About the Contributors
Robert W. Maloy is a senior lecturer in the College of Education at the University of Massachusetts Amherst where he coordinates the history teacher education program and co-directs the TEAMS Tutoring Project, a community engagement/service learning initiative through which university students provide academic tutoring to culturally and linguistically diverse students in public schools throughout the Connecticut River Valley region of western Massachusetts. His research focuses on technology and educational change, teacher education, democratic teaching, and student learning. He is coauthor of Transforming Learning with New Technologies (4th edition); Kids Have All the Write Stuff: Revised and Updated for a Digital Age; Wiki Works: Teaching Web Research and Digital Literacy in History and Humanities Classrooms; We, the Students and Teachers: Teaching Democratically in the History and Social Studies Classroom; Ways of Writing with Young Kids: Teaching Creativity and Conventions Unconventionally; Kids Have All the Write Stuff: Inspiring Your Child to Put Pencil to Paper; The Essential Career Guide to Becoming a Middle and High School Teacher; Schools for an Information Age; and Partnerships for Improving Schools. Robert has received a University of Massachusetts Amherst Distinguished Teaching Award (2010), the University of Massachusetts President's Award for Public Service (2010), a School of Education Outstanding Teacher Award (2004), a University Distinguished Academic Outreach Award (2004), and the Chancellor's Certificate of Appreciation for Outstanding Community Service (1998 and 1993).

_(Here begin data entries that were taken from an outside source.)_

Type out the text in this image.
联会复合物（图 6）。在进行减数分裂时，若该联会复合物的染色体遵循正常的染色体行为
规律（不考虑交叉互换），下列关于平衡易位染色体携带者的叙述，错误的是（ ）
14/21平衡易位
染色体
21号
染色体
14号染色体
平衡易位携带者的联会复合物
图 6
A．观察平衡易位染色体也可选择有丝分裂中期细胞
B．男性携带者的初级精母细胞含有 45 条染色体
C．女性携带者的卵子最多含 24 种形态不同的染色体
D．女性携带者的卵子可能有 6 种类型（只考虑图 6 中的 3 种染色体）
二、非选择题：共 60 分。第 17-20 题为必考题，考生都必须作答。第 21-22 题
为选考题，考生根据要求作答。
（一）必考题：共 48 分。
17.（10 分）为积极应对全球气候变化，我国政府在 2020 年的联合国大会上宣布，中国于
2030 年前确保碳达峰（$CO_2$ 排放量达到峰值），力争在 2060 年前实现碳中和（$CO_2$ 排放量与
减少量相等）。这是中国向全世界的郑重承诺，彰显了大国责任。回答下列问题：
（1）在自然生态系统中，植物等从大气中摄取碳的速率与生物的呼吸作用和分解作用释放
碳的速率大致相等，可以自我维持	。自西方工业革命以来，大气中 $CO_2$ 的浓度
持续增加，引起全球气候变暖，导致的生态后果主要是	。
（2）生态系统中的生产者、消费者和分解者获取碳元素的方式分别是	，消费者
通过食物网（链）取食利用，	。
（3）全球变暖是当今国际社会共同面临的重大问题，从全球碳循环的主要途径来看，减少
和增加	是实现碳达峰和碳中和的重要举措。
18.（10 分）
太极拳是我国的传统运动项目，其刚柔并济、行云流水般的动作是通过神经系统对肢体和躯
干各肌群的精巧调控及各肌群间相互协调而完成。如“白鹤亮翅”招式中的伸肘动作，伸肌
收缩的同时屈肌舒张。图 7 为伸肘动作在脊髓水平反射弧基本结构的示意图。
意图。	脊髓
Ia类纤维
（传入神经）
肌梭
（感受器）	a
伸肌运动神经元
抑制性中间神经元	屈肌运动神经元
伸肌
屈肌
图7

Torrey Trust, Ph.D. is an Associate Professor of Learning Technology in the Department of Teacher Education and Curriculum Studies in the College of Education at the University of Massachusetts Amherst. Her scholarship and teaching focus on how technology shapes educator and student learning. Specifically, Dr. Trust studies how educators engage with digitally enhanced professional learning networks (PLNs), how emerging pedagogical tools (e.g., HyperDocs), practices (e.g., Making) and technologies (e.g., 3D printers, augmented reality) facilitate new learning experiences, and how to design and use open educational resources (OERs). Dr. Trust served as a professional learning network leader for the International Society for Technology in Education (ISTE) for five years, including a two-year term as the President of the Teacher Education Network from 2016 to 2018.

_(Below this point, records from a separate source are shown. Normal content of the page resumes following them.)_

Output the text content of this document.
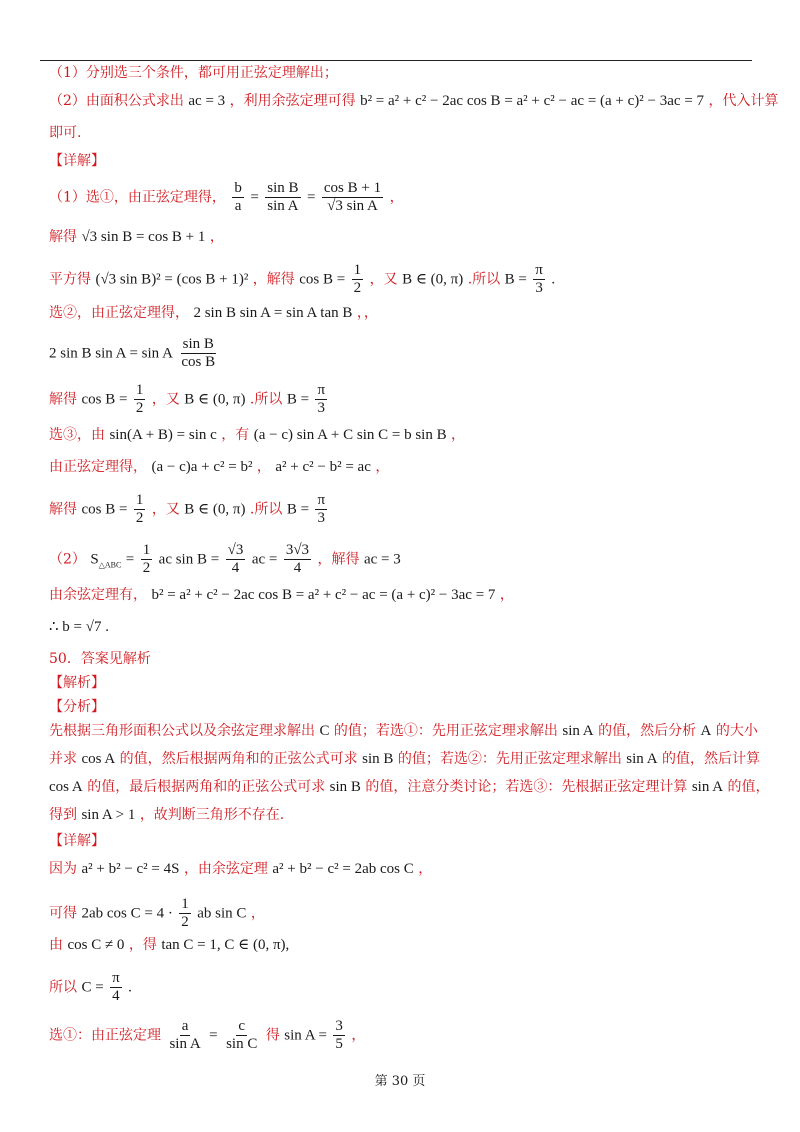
（1）分别选三个条件，都可用正弦定理解出；
（2）由面积公式求出 ac = 3 ，利用余弦定理可得 b² = a² + c² − 2ac cos B = a² + c² − ac = (a + c)² − 3ac = 7 ，代入计算
即可.
【详解】
（1）选①，由正弦定理得， $\frac{b}{a} = \frac{\text{sin B}}{\text{sin A}} = \frac{\text{cos B + 1}}{\text{√3 sin A}}$ ，
解得 √3 sin B = cos B + 1 ，
平方得 (√3 sin B)² = (cos B + 1)² ，解得 $\cos B = \frac{1}{2}$ ，又 B ∈ (0, π) .所以 $B = \frac{\pi}{3}$ .
选②，由正弦定理得， 2 sin B sin A = sin A tan B ，，
2 sin B sin A = sin A $\frac{\text{sin B}}{\text{cos B}}$
解得 $\cos B = \frac{1}{2}$ ，又 B ∈ (0, π) .所以 $B = \frac{\pi}{3}$
选③，由 sin(A + B) = sin c ，有 (a − c) sin A + C sin C = b sin B ，
由正弦定理得， (a − c)a + c² = b² ， a² + c² − b² = ac ，
解得 $\cos B = \frac{1}{2}$ ，又 B ∈ (0, π) .所以 $B = \frac{\pi}{3}$
（2） $S_{\triangle ABC} = \frac{1}{2}$ ac $\sin B = \frac{√3}{4}$ ac = $\frac{3√3}{4}$ ，解得 ac = 3
由余弦定理有， b² = a² + c² − 2ac cos B = a² + c² − ac = (a + c)² − 3ac = 7 ，
∴ b = √7 .
50．答案见解析
【解析】
【分析】
先根据三角形面积公式以及余弦定理求解出 C 的值；若选①：先用正弦定理求解出 sin A 的值，然后分析 A 的大小
并求 cos A 的值，然后根据两角和的正弦公式可求 sin B 的值；若选②：先用正弦定理求解出 sin A 的值，然后计算
cos A 的值，最后根据两角和的正弦公式可求 sin B 的值，注意分类讨论；若选③：先根据正弦定理计算 sin A 的值，
得到 sin A > 1 ，故判断三角形不存在.
【详解】
因为 a² + b² − c² = 4S ，由余弦定理 a² + b² − c² = 2ab cos C ，
可得 2ab $\cos C = 4 \cdot \frac{1}{2}$ ab sin C ，
由 cos C ≠ 0 ，得 tan C = 1, C ∈ (0, π),
所以 $C = \frac{\pi}{4}$ .
选①：由正弦定理 $\frac{a}{\text{sin A}} = \frac{c}{\text{sin C}}$ 得 $\sin A = \frac{3}{5}$ ，
第 30 页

Dr. Trust's research, teaching, and service in the field of educational technology has received noticeable recognition, including the 2016 ISTE Online Learning Network Award, 2017 Outstanding Research Paper Award for the Journal of Digital Learning in Teacher Education, 2017 American Educational Research Association (AERA) Instructional Technology SIG Best Paper Award, 2017 ISTE Emerging Leader Award, 2017 Association for Educational Communication & Technology (AECT) Division of Distance Learning Crystal Award (2nd Place), 2019 AERA Technology as an Agent of Change for Teaching & Learning SIG Early Career Scholar Award, and 2020 AECT Annual Achievement Award. In 2018, Dr. Trust was selected as one of the six recipients worldwide for the ISTE Making IT Happen Award, which honors outstanding educators and leaders who demonstrate extraordinary commitment, leadership, courage and persistence in improving digital learning opportunities for students.